La Policía y la Guardia Civil recogen en sus páginas web las identidades de los siete militantes más buscados. Se trata de los ‘históricos’ Ignacio de Juana Chaos y José Luis Eciolaza Galán, Dienteputo, que se sospecha están en Venezuela,  y José Antonio Urrutikoetxea, Josu Ternera, de quien se lleva años sin noticias y se especula con la posibilidad, nunca confirmada, de que sufra una grave enfermedad. El resto de buscados son Mikel Barrios Santamaría, Oier Eguidazu Bernas, Eneko Aguirresarobe Olagoy y Anartz Arambarri Echaniz. Dos huidos más, Miren Nekate Txapartegi e Hilario Urbizu, fueron detenidos el pasado año en Suiza y México, respectivamente.

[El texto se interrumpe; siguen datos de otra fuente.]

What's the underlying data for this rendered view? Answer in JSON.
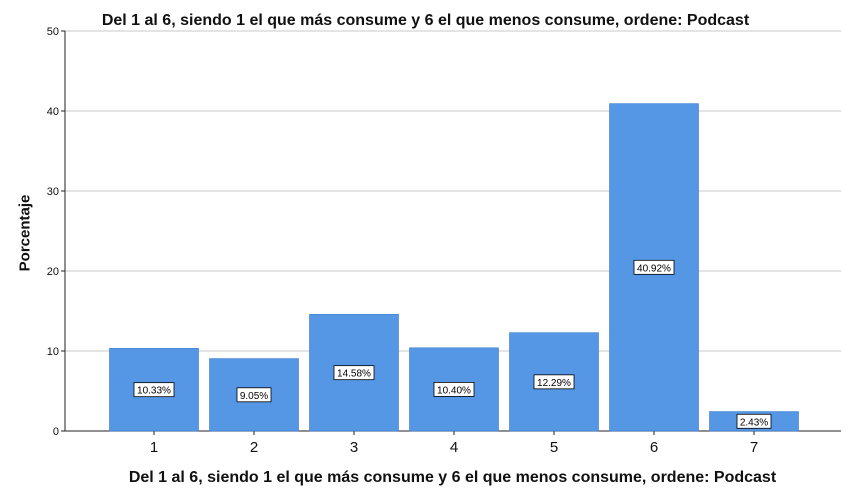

“Pese al cese definitivo de la violencia no hemos dejado de perseguir a ETA, como demuestran las numerosas detenciones practicadas desde entonces –dicen fuentes de los servicios anti-ETA consultados por Vozpópuli-. En esa tarea persistimos, al tiempo que intentamos localizar a los huidos para reclamar su entrega a los países en los que permanecen ocultos”. Un ejemplo de esta batalla policial son las detenciones de Izaskun Lesaka en 2012, cuando se encontraba al frente del Aparato Logístico de la organización, y, tres años después, de sus sucesores, Iñaki Reta y Xabier Goienetxea. También en 2015 fueron detenidos los entonces considerados máximos responsables de ETA, David Pla e Iratxe Sorzábal. Ambos y Lesaka fueron los tres encapuchados que en octubre de 2011 anunciaron en un vídeo el final de la actividad armada de la banda.

Mikel Irastorza en una comparecencia pública antes de pasar a la clandestinidad.
Mikel Irastorza en una comparecencia pública antes de pasar a la clandestinidad. EFE.

Los especialistas del SIGC sospechan que al frente de la misma se encuentra desde hace un año Mikel Irastorza, un militante sin experiencia ‘militar’ que pasó a la clandestinidad en 2013 pese a que la Policía no tenía ningún procedimiento abierto contra él. Hasta ese momento había sido portavoz del Foro de Debate Nacional, una plataforma impulsada por EA y Batasuna. “Tras el cese de la violencia ETA modificó su estructura con la desaparición del Aparato Militar, la creación de otro Técnico-Logístico, encargado de la custodia del armamento y de dar cobertura a los huidos, y el reforzamiento del Aparato Político, encargado de gestionar el final de la organización”, señalan fuentes de la lucha antiterrorista.

Todo ello con una estructura muy limitada, pero que forzosamente requiere de medios materiales para mantenerse.  “Si ya no hay ‘impuesto revolucionario’ lo lógico es preguntarse, ¿de qué viven? –dicen los expertos en lucha antiterrorista-, y aún no hemos conseguido respondernos, aunque lo más razonable es que estén recibiendo ayudas económicas cuya procedencia desconocemos”.